- Awarded for: Best in performing arts
- Country: Spain
- Presented by: Academia de las Artes Escénicas de España
- First award: 2023
- Website: https://premiostalia.com/

= Talía Awards =

Spanish performing arts awards

The Talía Awards are presented annually by the Academy of Performing Arts of Spain to recognize excellence in the performing arts in Spain.

== History ==
Following the creation of the Academy of Performing Arts of Spain (Academia de las Artes Escénicas de España) in 2014, the academy held conversations with the Sociedad General de Autores y Editores (SGAE) for the transfer of the Max Awards brand, and the 2016 Max Awards edition modified its regulations to allow academy members to take part as jury members, but the voting body was very small back then, and the experiment was not repeated again.

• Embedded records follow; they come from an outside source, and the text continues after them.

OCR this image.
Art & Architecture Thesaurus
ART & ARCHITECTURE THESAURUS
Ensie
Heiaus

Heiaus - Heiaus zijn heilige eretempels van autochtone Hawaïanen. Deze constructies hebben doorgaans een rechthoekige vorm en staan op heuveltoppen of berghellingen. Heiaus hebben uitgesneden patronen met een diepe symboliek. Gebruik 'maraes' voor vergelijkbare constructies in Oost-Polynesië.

The first edition of the Talía Awards took place at the Teatro Español in March 2023. The trophy, a representation of Thalia, goddess of comedy, was designed by José Luis Puche. The first edition was criticised for claims of Madrid-centric bias. While the awards were due to hold their first three editions in Madrid in order to "settle down", academy president Cayetana Guillén Cuervo claimed that if the awards were "perceived to have become too centralized, we will take that into account next year", explaining that "decentralization" was one of the academy's goals. The second edition was again held at the Teatro Español on 22 April 2024.